One solution would be to standardize plan offerings across the metal tiers to make comparisons easier. The Obama administration is considering creating standardized benefit plans in the federal marketplace, but their proposal does not go far enough because it leaves the decision on whether to offer the standard plan to the discretion of carriers.
More evidence that people are generally not very good health care shoppers comes from a new study published in JAMA Internal Medicine that found that people with high-deductible plans were not any better at price shopping for care than people with more traditional coverage. The new study aligns with earlier research from the National Bureau of Economic Research that found that high deductibles were at best a blunt instrument for health care cost containment — causing people to alter their behavior in ways that were not necessarily rational or beneficial to their health.

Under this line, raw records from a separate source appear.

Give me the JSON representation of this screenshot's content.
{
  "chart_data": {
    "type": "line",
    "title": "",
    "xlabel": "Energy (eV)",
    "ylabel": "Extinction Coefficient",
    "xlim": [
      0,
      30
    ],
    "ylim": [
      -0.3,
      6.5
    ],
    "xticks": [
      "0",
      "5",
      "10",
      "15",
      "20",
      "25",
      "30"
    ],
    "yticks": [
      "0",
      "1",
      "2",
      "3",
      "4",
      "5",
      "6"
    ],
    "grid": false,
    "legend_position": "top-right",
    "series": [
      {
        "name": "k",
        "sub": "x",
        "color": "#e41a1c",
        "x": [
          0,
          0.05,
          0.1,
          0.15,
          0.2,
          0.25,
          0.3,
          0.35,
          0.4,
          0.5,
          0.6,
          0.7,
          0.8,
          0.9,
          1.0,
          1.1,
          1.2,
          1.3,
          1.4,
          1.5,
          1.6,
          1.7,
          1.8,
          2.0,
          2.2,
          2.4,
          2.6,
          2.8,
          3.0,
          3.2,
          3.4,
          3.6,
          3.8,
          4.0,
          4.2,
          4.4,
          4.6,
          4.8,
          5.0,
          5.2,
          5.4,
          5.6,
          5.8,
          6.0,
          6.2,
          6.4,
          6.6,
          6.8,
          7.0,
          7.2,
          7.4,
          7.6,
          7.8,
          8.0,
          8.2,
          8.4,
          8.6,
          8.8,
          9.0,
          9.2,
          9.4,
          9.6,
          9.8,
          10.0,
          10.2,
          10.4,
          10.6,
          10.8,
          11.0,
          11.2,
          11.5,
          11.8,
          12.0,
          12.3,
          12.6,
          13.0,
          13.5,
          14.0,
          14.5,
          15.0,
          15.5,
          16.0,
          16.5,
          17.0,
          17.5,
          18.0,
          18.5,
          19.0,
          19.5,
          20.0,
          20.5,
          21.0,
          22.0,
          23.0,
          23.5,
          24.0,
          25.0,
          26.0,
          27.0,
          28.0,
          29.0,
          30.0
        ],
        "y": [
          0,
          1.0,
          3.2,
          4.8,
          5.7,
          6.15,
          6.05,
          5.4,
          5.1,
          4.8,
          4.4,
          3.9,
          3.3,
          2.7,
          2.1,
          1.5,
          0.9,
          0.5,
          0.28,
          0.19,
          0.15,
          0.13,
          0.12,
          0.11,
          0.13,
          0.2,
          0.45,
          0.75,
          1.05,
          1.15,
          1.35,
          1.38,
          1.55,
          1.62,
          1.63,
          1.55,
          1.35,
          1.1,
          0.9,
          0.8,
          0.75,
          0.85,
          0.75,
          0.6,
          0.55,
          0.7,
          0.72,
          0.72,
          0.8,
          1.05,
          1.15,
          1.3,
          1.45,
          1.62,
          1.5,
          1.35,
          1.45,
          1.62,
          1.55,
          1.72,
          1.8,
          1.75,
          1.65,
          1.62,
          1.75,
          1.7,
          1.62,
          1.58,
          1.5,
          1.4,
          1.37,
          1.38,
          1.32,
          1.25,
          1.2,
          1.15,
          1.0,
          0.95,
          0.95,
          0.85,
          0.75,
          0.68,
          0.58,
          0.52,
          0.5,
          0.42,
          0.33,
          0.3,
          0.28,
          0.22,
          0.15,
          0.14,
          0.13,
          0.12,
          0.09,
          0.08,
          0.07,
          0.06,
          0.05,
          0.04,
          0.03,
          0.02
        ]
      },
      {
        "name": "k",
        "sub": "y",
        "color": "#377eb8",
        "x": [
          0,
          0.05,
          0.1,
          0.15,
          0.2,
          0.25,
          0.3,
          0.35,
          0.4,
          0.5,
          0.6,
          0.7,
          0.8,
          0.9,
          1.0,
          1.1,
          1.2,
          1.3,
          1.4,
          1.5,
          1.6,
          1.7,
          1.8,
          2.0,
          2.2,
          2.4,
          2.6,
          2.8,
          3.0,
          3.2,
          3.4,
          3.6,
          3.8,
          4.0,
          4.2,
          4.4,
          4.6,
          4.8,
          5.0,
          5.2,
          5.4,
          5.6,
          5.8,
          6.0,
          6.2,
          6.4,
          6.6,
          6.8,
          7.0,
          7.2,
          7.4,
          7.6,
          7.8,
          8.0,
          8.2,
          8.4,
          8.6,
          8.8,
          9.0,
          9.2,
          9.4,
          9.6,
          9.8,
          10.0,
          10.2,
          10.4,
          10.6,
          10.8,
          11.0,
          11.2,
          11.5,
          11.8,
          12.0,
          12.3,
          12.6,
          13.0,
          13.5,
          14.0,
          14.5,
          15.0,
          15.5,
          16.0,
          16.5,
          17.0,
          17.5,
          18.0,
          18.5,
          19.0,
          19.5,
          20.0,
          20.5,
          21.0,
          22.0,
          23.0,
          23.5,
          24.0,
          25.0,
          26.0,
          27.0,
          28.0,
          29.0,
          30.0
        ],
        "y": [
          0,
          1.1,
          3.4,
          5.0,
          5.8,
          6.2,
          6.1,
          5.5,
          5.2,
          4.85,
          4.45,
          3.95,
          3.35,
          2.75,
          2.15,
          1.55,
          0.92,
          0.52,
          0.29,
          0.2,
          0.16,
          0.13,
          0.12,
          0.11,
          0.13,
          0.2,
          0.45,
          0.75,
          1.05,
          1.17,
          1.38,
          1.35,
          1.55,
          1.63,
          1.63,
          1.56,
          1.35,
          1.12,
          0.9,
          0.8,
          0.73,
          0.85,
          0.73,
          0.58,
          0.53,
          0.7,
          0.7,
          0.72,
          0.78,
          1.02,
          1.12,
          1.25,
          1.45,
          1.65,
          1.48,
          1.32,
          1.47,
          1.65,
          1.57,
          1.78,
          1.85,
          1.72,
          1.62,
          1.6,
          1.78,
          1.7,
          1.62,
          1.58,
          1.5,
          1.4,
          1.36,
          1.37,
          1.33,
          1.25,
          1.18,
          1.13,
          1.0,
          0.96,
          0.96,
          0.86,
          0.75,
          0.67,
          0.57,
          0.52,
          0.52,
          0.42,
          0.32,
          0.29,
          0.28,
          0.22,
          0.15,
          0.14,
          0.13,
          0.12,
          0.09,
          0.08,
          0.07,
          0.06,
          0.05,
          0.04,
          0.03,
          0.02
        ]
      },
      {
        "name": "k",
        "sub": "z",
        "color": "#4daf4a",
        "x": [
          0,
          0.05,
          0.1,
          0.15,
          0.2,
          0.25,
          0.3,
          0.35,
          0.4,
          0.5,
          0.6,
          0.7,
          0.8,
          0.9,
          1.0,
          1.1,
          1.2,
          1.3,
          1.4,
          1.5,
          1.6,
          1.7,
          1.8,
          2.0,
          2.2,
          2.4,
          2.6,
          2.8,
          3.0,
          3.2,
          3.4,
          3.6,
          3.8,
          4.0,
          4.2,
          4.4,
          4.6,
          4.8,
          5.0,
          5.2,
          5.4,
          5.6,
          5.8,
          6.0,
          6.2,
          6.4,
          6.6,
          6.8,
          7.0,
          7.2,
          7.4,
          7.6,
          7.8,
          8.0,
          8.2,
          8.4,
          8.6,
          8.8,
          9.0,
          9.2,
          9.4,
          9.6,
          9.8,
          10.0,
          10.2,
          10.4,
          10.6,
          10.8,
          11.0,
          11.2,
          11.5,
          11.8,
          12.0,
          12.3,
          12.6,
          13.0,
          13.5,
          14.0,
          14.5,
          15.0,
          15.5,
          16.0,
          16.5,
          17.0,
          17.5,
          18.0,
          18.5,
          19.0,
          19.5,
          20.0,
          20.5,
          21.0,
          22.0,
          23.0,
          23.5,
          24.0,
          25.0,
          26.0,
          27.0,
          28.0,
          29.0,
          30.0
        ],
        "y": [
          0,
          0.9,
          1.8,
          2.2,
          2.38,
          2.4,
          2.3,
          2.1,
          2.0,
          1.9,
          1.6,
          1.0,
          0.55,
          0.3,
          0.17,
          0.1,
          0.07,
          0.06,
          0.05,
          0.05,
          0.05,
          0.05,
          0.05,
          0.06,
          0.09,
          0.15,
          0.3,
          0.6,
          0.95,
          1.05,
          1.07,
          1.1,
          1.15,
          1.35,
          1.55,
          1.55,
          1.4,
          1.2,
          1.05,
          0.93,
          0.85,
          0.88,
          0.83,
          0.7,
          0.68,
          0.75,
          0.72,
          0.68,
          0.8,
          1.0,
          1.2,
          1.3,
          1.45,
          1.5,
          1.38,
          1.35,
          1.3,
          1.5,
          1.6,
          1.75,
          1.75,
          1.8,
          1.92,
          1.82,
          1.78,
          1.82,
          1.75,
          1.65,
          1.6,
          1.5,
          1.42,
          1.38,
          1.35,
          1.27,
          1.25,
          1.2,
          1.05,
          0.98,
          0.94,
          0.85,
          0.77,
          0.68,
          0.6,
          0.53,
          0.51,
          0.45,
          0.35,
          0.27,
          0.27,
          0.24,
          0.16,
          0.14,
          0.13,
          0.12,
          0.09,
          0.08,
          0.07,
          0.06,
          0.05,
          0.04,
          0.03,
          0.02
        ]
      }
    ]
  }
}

And Finally… The Secret To Health Care Quality Revealed (It’s Not Quality Measurement)
The best health policy quote of the week comes from Avedis Donabedian, considered by many to be the father of modern health care quality measurement. In an excellent New York Times article that highlights much of what is wrong with our current approach to health care quality measurement, Professor Robert Wachter from University of California San Francisco Medical School quotes Donabedian, then nearing the end of his life, as saying, “The secret of quality is love.” Hard to top that.